Now that the Brexit process is officially underway and emotions have settled to some degree, it’s time we take stock of Canadians’ collective outrage over the Brexit vote.
Canadians all but unanimously framed Brexit as a moral failure on the part of the mostly rural, British working class, labelling ‘yes voters’ racist, bigoted and xenophobic. The editorials of Canada’s newspapers were rife with moralizing smugness. And embarrassingly, Canadians mostly got it wrong.
The rise of nationalist populism and the Brexit vote was not a moral failure of the British people, but rather a failure of the political, corporate, and media elite of Britain and Europe to make a credible case, or any case for that matter, for how neoliberal economics and globalization benefit the working and middle classes in the open border, open immigration era of the European Union. And it was also a failure of the elites to address citizens’ growing concerns over mass immigration, and issues of cultural and religious accommodation. The sanctimonious reactions of Canadians to Brexit revealed just how disconnected and isolated we are from the pressures European states and European citizens face in the age of open borders, the migrant crisis, and globalized neoliberal economics.
As lower and middle-class wages have stagnated and jobs have disappeared over recent decades, the British working class has watched as big banks and big corporations have thrived, even after the 2008 recession. They have waited for the promises of integrated markets to come true; instead, Britain has witnessed a 33% increase in wealthy households between 1980 and 2010, and a 60% increase in poor households in the same period. To the working class of Britain, the E.U. parliament in Brussels seems more like a Kabal of financial overlords serving the interests of big corporations and big banks rather than representative politicians fighting for the British people. In contrast, Canada has largely been insulated from the negative forces of globalized neoliberal economics, mostly because of its sound banking regulations, robust natural resource base and proximity to the U.S.
Canada’s Syrian refugee experience has also been vastly different than Europe’s. When Brexit hit, Canadians were blushing red with Trudeau liberalism after accepting 25,000 Syrian refugees over just a few months. As the U.K. and the U.S. tilted toward nationalist populism, Canadians were fanning the peacock feathers of their own tolerance and diversity. But Canada vetted every Syrian refugee, each selected from camps in Lebanon, Turkey and Jordan. We accepted mostly families and rejected young, single men. In contrast, Germany accepted over one million refugees (or economic migrants, as it appears most of them are) last year, the majority of whom were young men lacking documentation who traveled through other democratic countries before arriving at Germany’s doorstep.
Establishment politicians and establishment media repeatedly told their audiences that this was an act of collective altruism and a testament to Europe’s liberal values, but they stubbornly refused to address (and labeled those who asked questions, bigots) the challenges of assimilating millions of young men who come from theocratic cultures into European society overnight. Even the altruistic Dalai Lama cautioned against the pace and scope of the migrant flood. And if recent polls and surveys about Canadian attitudes toward immigration are any indication, Canadians largely share the same concerns as their British cousins.

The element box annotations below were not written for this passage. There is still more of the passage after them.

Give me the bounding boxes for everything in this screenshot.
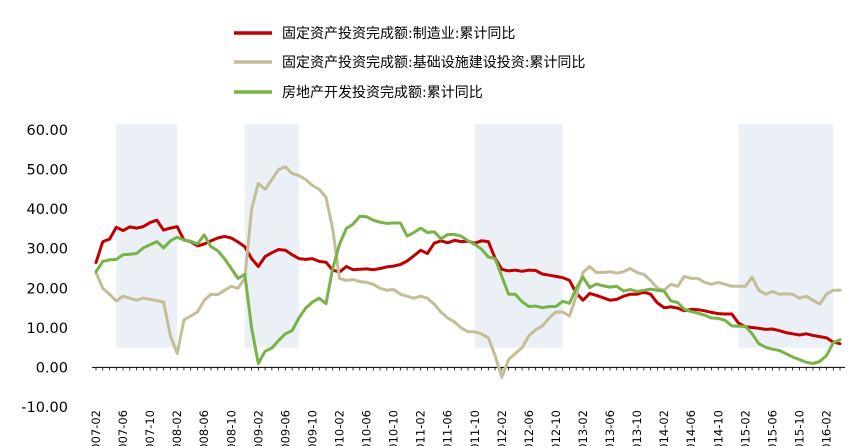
shaded-periods <box>116 124 834 348</box>
x-tick-label: 2012-06 <box>522 410 536 446</box>
y-tick-label: 10.00 <box>26 321 68 337</box>
series-lines <box>94 165 842 379</box>
x-axis: 2007-02 2007-06 2007-10 2008-02 2008-06 2008-… <box>89 366 845 446</box>
x-tick-label: 2015-10 <box>792 410 806 446</box>
x-tick-label: 2012-10 <box>549 410 563 446</box>
x-tick-label: 2014-10 <box>711 410 725 446</box>
x-tick-label: 2015-06 <box>765 410 779 446</box>
x-tick-label: 2009-02 <box>251 410 265 446</box>
x-tick-label: 2009-10 <box>305 410 319 446</box>
y-tick-label: 40.00 <box>26 202 68 218</box>
y-tick-label: -10.00 <box>21 400 68 416</box>
y-axis: 60.00 50.00 40.00 30.00 20.00 10.00 0.00 -10.00 <box>21 123 68 416</box>
x-tick-label: 2014-06 <box>684 410 698 446</box>
shaded-period-2 <box>244 124 299 348</box>
series-line-3 <box>94 214 842 365</box>
x-tick-label: 2009-06 <box>278 410 292 446</box>
x-tick-label: 2008-10 <box>224 410 238 446</box>
x-tick-label: 2011-10 <box>468 410 482 446</box>
x-tick-label: 2013-06 <box>603 410 617 446</box>
x-tick-label: 2010-10 <box>387 410 401 446</box>
x-tick-label: 2013-10 <box>630 410 644 446</box>
x-tick-label: 2011-06 <box>441 410 455 446</box>
x-tick-label: 2010-06 <box>360 410 374 446</box>
x-tick-label: 2013-02 <box>576 410 590 446</box>
x-tick-label: 2016-02 <box>819 410 833 446</box>
x-tick-label: 2011-02 <box>414 410 428 446</box>
x-tick-label: 2015-02 <box>738 410 752 446</box>
legend: 固定资产投资完成额:制造业:累计同比固定资产投资完成额:基础设施建设投资:累计同… <box>234 26 585 101</box>
shaded-period-1 <box>116 124 178 348</box>
y-tick-label: 0.00 <box>36 360 68 376</box>
x-tick-label: 2008-06 <box>197 410 211 446</box>
x-tick-label: 2007-10 <box>143 410 157 446</box>
shaded-period-3 <box>474 124 563 348</box>
x-tick-label: 2010-02 <box>332 410 346 446</box>
x-tick-label: 2012-02 <box>495 410 509 446</box>
x-tick-label: 2007-02 <box>89 410 103 446</box>
y-tick-label: 30.00 <box>26 242 68 258</box>
legend-label-1: 固定资产投资完成额:制造业:累计同比 <box>282 26 515 42</box>
y-tick-label: 60.00 <box>26 123 68 139</box>
legend-label-2: 固定资产投资完成额:基础设施建设投资:累计同比 <box>282 54 585 71</box>
x-tick-label: 2007-06 <box>116 410 130 446</box>
legend-label-3: 房地产开发投资完成额:累计同比 <box>282 85 483 101</box>
x-tick-label: 2008-02 <box>170 410 184 446</box>
shaded-period-4 <box>738 124 834 348</box>
y-tick-label: 50.00 <box>26 163 68 179</box>
y-tick-label: 20.00 <box>26 281 68 297</box>
x-tick-label: 2014-02 <box>657 410 671 446</box>
series-line-2 <box>94 165 842 379</box>
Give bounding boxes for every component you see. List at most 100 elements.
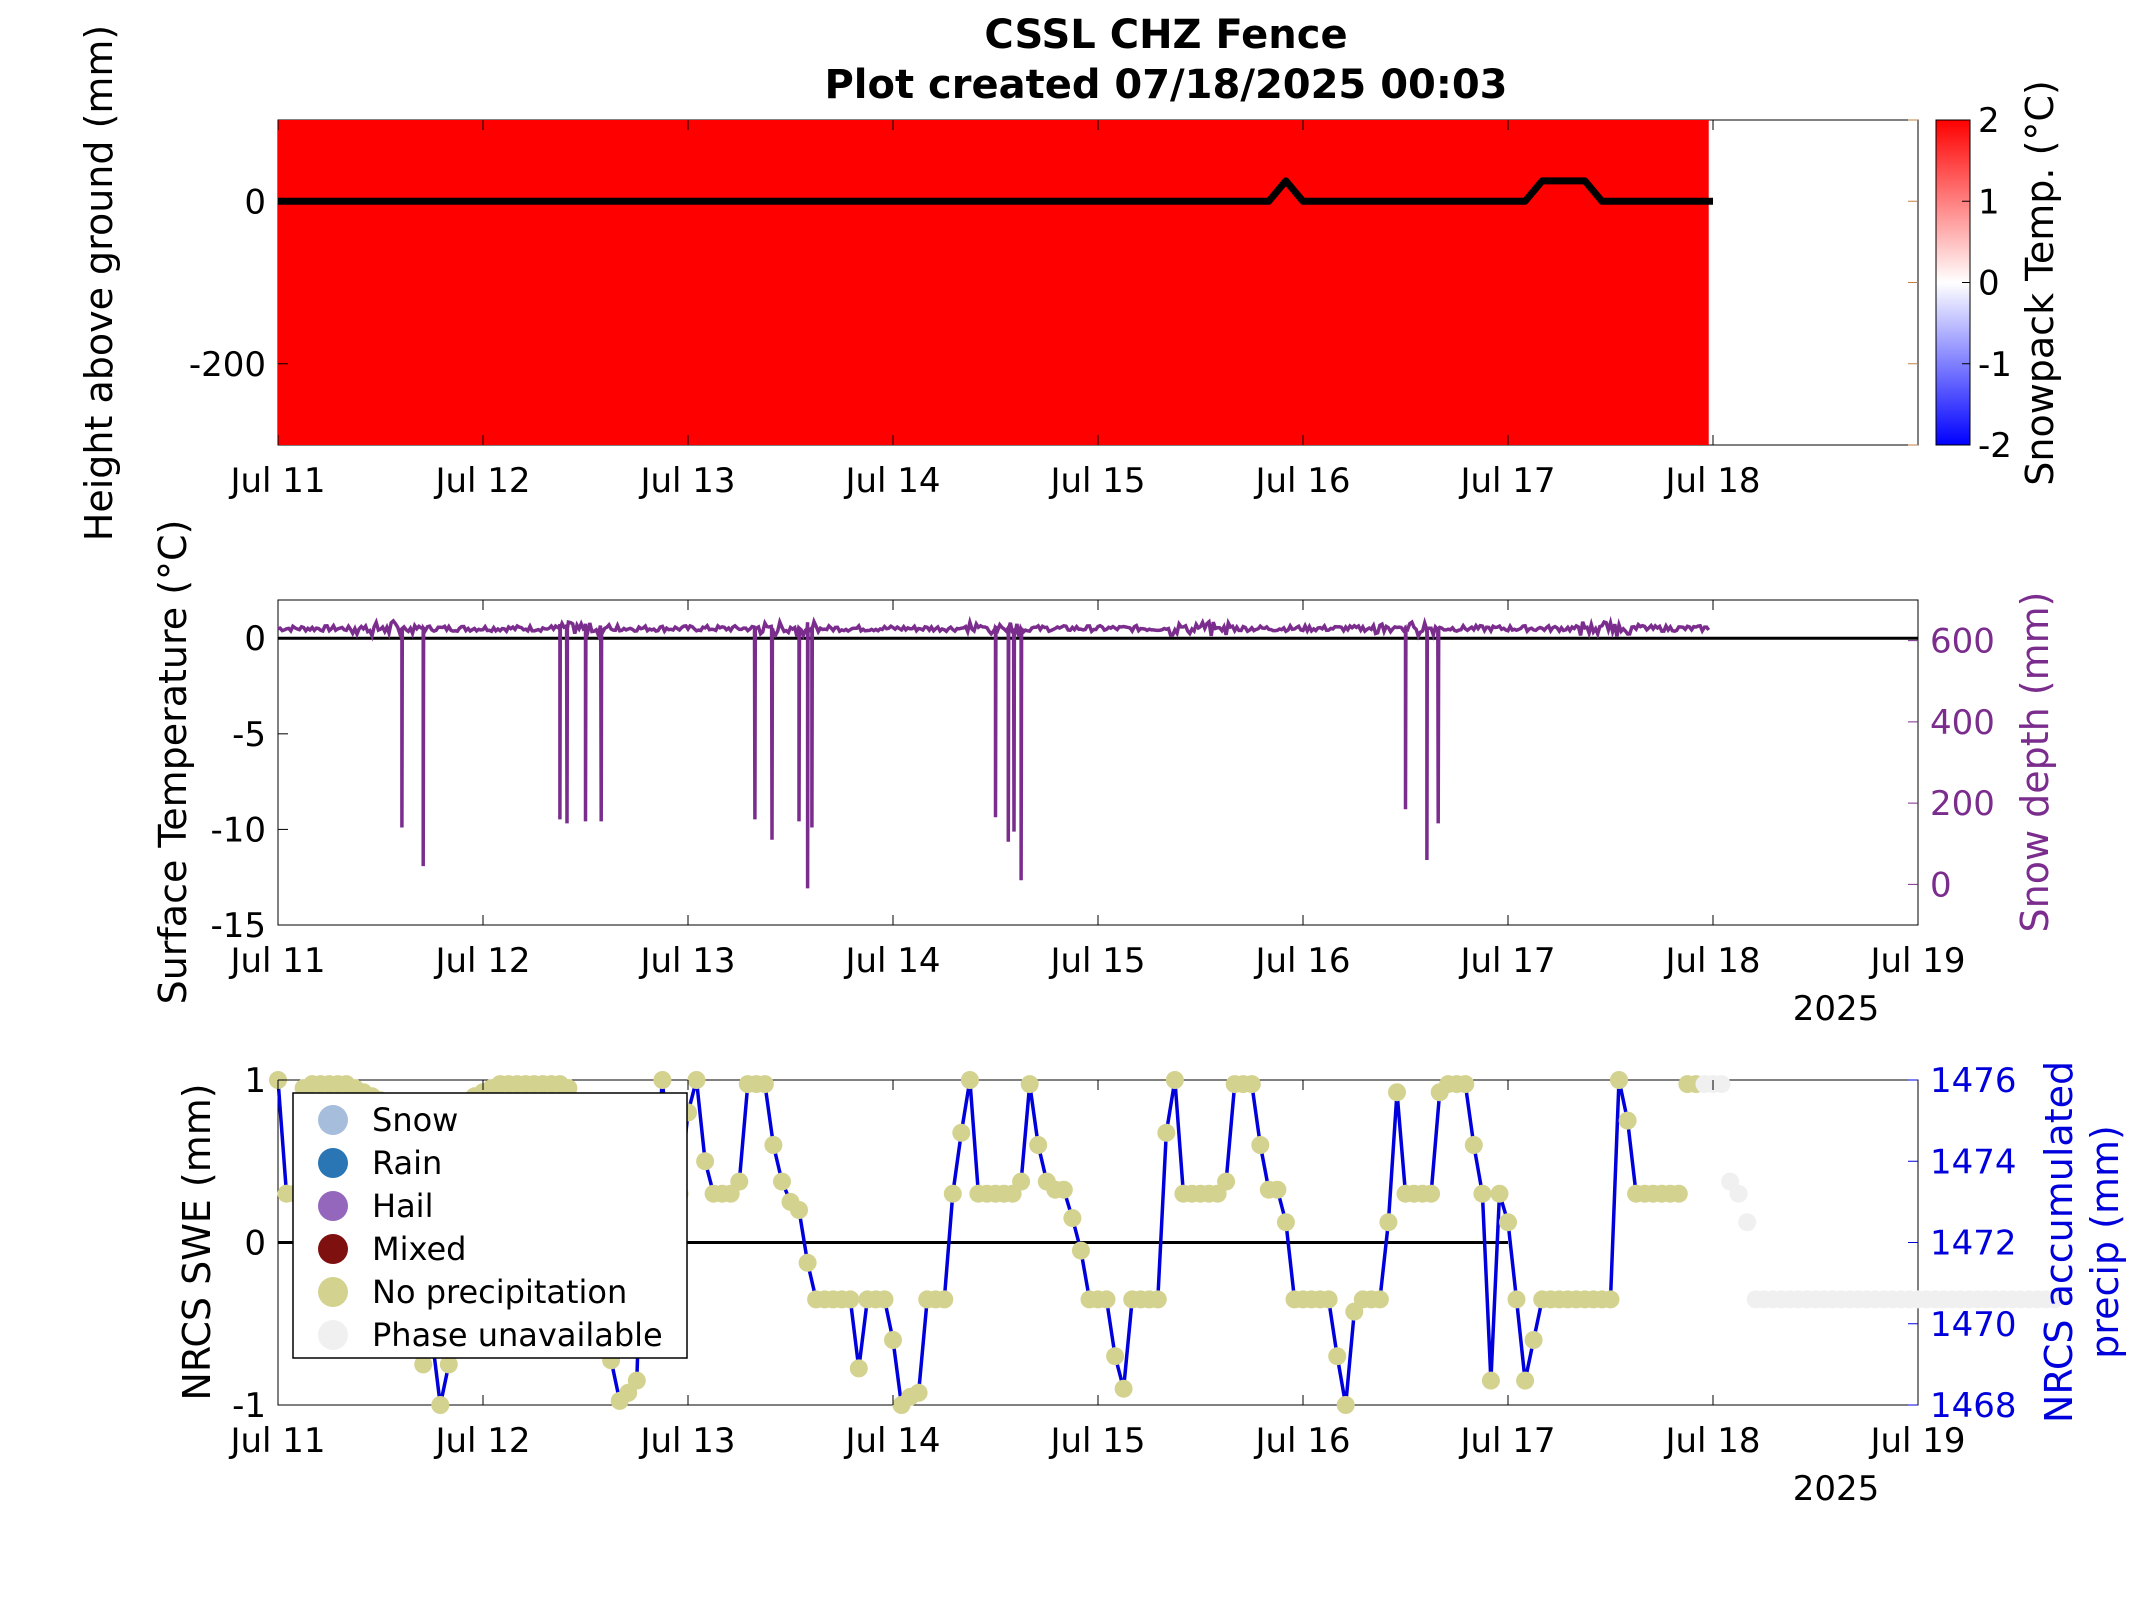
x-tick-label: Jul 14 <box>843 461 940 501</box>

The citizens of Britain have also watched as the media and political classes of Europe have dismissed their concerns over religious accommodation and the possible growth of a fifth column within British society. While Canadians are only now seeing relatively mild cultural tensions with its Muslim population over religious accommodation in schools, the U.K. has been dealing with rising cultural friction for well over a decade. Consider for example the numbers returned by a 2016 ICS Survey of British Muslims that reported such concerning figures as only 34% of British Muslims would contact authorities if they knew someone involved in the jihadist movement. Or consider the growing backlash against Sharia Councils in Britain, which have recently been shown to often violate the rights of women under British law when they deal with divorce and other family matters.
It wasn’t long before the migrant crisis that both Angela Merkel and David Cameron declared multiculturalism in Germany and Britain an utter failure. As the British political commentator Douglas Murray continues to ask: How are Britons and Europeans now supposed to accept that the fix for decades of failed multicultural policies in Europe is to accept masses of undocumented men before ever developing a sound integration policy?
And all of this is before we even acknowledge the intermittent terrorist attacks that have become a staple in western Europe over recent years, the likes of which Canadians have never experienced.
I make no claims that Brexiters were justified in all their concerns, nor that they will get what they want by leaving the E.U., only that the media and political classes brought this on themselves. What they should have seen from a mile away, they crashed right into. Brexit may or may not be an ill-fated move–time will tell. But the yes vote was not a moral failure of the British working class, but rather a failure of the political, cultural and economic elites of Britain to address the concerns of citizens.
Canadians, in my estimation, owe the British working-class an apology.